Franz nimmt einen großen Schluck : "Türken, Muselmanen, Abendlandsbedroher, heut´ noch möcht man den Sabel nehmen und .. " er macht ein paar Paraden mit dem Glas und verschüttet dabei den Rest auf dem Perserteppich, ..Kroppzeug, ha !"
"Geh, Franz, du ruinierst ma ja den Teppich" winselt Bachzögl.
"Is eh a türkischer oder persischer, auf jeden Fall ein arabischer, was weiß denn ich .."

Franz setzt sich wieder und entspannt sich ein wenig.
Eine kleine Schäfchenwolke setzt sich auf den Mond und die Geräusche, die aus dem Prater dringen lassen vermuten, dass die Festivität dort nun vorbei ist.

"Na, aber herzig woars schon, die Comtesse, ein Luder, sag ich Dir, die hat´s faustdick ... aber was. Ich glaub, ich werd sie einmal einladen, wenn ich amal beim Kartenspieln wieder g´winn."
"Ja aber Franzi, weißt es denn nicht ?" staunt Georg.
"Wos meinst denn ?" - "Na die is doch jetzt verlobt, mit dem Sohn vom ... , na du weißt schon, wen ich mein .." - "Wos ?" Franz dreht sich ungläubig zu Georg "ja, des hob ich ja goa net g´wusst, also sowas ..."

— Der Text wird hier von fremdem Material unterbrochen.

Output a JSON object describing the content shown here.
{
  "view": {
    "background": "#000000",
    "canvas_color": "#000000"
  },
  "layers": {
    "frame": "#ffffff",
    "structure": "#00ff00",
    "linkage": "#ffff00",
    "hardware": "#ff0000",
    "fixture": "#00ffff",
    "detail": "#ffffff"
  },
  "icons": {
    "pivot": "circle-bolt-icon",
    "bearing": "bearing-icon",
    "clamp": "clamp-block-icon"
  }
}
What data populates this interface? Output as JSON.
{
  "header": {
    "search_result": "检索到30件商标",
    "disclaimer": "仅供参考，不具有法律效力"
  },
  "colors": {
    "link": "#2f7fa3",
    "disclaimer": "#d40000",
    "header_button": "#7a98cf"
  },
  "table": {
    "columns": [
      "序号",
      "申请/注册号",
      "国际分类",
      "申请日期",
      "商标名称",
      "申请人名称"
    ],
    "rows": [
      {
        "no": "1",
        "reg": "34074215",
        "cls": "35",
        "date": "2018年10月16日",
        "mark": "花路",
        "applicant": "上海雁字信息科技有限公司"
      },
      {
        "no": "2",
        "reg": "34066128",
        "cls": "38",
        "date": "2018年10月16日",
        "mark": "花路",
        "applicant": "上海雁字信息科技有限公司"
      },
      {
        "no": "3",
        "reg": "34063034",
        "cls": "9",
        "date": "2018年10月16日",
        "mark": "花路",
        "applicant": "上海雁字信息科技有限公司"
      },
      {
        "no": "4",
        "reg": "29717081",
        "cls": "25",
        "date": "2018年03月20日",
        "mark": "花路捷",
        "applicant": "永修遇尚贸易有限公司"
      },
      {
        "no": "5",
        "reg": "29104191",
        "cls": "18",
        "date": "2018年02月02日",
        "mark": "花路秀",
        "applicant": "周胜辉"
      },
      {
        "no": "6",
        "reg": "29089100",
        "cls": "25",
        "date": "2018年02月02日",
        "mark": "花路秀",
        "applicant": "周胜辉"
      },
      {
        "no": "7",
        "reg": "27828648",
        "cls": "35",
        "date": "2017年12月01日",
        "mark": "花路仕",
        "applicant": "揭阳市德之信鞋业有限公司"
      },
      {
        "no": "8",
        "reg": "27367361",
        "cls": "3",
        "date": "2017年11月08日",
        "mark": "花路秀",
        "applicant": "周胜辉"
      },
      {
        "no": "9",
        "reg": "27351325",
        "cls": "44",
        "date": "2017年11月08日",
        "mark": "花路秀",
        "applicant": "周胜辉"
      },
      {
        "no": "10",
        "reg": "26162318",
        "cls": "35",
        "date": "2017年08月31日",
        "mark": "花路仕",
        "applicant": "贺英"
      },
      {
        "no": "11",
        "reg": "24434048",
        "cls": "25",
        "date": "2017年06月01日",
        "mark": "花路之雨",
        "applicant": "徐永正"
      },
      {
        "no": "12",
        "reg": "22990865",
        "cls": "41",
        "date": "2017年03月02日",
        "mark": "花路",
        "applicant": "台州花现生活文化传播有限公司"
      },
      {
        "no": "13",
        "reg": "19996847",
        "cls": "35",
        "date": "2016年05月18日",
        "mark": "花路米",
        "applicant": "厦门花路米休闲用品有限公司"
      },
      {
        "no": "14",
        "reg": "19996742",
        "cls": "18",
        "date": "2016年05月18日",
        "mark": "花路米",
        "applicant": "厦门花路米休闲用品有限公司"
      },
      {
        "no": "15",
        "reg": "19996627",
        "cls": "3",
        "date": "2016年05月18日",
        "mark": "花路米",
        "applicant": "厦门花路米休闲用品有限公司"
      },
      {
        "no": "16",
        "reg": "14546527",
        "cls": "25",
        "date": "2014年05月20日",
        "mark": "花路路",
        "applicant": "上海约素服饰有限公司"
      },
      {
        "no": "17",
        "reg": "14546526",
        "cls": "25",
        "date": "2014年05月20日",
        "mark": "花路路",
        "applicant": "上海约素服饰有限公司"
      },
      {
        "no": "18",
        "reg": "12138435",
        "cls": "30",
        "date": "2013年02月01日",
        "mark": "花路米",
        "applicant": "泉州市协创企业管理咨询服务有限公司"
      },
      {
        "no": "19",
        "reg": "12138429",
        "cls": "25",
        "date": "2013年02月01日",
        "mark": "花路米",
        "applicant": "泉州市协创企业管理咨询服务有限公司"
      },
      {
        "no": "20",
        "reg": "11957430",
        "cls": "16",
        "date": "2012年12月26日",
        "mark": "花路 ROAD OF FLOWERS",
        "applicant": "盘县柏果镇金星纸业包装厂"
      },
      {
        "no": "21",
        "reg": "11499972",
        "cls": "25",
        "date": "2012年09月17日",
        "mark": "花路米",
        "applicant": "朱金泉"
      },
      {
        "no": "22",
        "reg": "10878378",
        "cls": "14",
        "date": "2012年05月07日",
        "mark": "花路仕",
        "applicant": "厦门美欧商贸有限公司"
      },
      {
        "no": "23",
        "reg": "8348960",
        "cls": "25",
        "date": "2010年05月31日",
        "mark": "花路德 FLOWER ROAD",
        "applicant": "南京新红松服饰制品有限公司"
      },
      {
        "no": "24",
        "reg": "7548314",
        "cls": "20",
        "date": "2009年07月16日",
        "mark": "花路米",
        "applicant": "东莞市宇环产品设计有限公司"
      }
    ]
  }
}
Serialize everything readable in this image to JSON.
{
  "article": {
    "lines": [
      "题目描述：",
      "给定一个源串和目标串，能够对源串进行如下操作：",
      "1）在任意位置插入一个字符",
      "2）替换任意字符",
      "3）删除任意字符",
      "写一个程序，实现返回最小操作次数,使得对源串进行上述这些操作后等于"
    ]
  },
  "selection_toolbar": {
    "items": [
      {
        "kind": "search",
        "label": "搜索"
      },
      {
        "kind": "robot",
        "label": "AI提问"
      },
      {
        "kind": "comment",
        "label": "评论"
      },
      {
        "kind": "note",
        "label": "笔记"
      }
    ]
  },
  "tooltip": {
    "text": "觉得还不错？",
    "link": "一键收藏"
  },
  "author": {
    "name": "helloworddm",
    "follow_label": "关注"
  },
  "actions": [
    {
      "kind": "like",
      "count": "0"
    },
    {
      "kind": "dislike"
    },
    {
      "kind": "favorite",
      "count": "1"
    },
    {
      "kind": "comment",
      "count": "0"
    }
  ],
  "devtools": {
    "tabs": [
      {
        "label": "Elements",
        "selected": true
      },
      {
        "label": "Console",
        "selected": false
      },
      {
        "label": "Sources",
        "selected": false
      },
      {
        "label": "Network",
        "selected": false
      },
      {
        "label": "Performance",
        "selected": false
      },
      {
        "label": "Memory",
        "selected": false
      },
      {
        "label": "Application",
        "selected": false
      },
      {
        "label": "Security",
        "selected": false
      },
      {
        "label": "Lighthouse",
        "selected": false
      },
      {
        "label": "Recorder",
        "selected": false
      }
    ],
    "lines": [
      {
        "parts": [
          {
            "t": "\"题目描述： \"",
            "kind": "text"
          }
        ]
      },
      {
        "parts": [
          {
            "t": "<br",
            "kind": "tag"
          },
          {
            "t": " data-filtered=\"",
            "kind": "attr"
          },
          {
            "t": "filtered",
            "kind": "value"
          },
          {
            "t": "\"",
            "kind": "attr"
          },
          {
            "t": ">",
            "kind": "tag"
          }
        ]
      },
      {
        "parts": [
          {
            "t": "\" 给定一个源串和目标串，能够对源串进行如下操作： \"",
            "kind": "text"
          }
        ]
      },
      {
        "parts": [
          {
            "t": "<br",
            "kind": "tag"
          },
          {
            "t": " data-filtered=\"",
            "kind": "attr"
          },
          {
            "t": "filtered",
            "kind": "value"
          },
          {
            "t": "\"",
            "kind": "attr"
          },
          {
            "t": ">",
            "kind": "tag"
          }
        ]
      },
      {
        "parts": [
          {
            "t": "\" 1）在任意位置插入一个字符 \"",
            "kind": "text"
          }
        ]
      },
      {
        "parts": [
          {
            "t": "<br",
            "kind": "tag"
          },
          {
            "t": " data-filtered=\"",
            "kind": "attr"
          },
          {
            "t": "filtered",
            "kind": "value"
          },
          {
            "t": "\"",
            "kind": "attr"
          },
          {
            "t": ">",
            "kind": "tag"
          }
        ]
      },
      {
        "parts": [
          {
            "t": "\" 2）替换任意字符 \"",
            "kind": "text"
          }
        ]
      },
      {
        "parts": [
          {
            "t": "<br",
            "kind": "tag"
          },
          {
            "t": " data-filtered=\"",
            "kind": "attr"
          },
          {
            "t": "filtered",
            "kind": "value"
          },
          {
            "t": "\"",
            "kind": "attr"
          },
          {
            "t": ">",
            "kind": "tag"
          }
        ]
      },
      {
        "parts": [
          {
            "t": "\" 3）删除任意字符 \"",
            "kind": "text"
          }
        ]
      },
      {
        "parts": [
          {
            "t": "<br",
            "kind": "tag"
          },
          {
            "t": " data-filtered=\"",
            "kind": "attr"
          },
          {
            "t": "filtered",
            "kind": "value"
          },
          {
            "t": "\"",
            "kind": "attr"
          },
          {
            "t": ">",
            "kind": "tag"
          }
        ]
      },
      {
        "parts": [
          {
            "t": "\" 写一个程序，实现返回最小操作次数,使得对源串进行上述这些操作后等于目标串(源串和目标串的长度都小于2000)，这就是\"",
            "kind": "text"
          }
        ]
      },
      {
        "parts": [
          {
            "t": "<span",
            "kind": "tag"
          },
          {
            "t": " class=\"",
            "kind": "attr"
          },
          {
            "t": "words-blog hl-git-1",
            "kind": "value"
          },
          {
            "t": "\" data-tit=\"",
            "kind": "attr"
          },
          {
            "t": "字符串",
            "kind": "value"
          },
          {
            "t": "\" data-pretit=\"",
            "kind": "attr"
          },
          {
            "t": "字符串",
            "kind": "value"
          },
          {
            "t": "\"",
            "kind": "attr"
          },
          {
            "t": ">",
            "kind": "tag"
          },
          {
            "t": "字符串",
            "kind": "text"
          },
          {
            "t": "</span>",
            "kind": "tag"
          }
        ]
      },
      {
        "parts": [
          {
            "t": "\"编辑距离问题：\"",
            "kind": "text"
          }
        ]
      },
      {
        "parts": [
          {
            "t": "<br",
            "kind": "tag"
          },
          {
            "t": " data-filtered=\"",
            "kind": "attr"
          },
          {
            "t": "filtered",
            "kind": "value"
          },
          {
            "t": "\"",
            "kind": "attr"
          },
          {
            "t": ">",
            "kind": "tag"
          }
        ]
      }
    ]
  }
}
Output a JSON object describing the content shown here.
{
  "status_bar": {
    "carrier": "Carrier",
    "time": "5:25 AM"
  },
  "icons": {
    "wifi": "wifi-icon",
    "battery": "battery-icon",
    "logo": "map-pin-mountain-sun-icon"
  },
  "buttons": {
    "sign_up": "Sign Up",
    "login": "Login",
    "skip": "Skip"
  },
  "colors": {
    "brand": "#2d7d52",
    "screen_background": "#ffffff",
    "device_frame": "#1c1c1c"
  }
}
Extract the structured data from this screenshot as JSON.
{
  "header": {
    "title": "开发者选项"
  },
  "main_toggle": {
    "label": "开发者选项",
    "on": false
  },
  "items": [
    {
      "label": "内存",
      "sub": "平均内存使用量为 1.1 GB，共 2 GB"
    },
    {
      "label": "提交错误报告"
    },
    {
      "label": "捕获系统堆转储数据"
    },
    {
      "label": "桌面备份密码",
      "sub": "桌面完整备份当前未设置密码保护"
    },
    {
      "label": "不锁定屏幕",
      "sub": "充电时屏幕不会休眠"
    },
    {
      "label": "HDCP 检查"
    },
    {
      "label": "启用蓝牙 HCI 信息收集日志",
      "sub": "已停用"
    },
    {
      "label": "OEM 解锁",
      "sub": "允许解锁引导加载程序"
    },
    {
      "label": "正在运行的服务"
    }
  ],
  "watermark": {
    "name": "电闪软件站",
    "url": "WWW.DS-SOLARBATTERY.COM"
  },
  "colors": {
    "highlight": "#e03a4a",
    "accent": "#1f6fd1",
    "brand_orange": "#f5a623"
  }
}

Eine betretene Stille tritt ein, verstärkt durch das Ausbleiben der Töne aus dem Prater . Wien ist zur Ruhe gekommen.
"Na also weisst, Schorschi, nachdem´st mir das g´sagt hast, weiß ich wirklich nicht mehr ein und aus, nein, das hätt´st mir nicht sagen soll´n".
Sehr betreten klingen seine Worte, ja fast verzweifelt ist der Gesichtsausdruck.
"Aber geh, Franzi, die ganze Stadt redt doch von nix anderem mehr" winkt Georg ab, es ist ihm sichtlich peinlich, dass er das angesprochen hat.
"Na und, wenn´s die ganze Stadt weiß, heißt das noch lange nicht, dass ich´s weiß, ich hab´s nicht g´wusst und das ist ..."
Franz kommt mit seinem Gesicht näher zu Georg, seine Stimme ist plötzlich ganz rauh.
".. schrecklich. Das is fürchterlich, hörst."
Dem Bachzögl schwant Schlimmes.
Franz fährt fort im Verschwörerton :
"Sag, Schorschi, host noch Deine Waffe, weißt eh, die kleine mit den 2 Schuss", in der kurzen Pause mitten im Satz bilden sich Schweißperlen auf Bachzögls Stirn,
"Ja warum willst denn die jetzt haben ?" flüstert Georg bestürzt.
Wegeners Gesicht hellt sich plötzlich auf, er beginnt zu grinsen und dann bricht er in ein haltloses Lachen auf :
" 2 Schuss, damit ma wirklich ka Ausred hat - Hahaha...Hahaha.."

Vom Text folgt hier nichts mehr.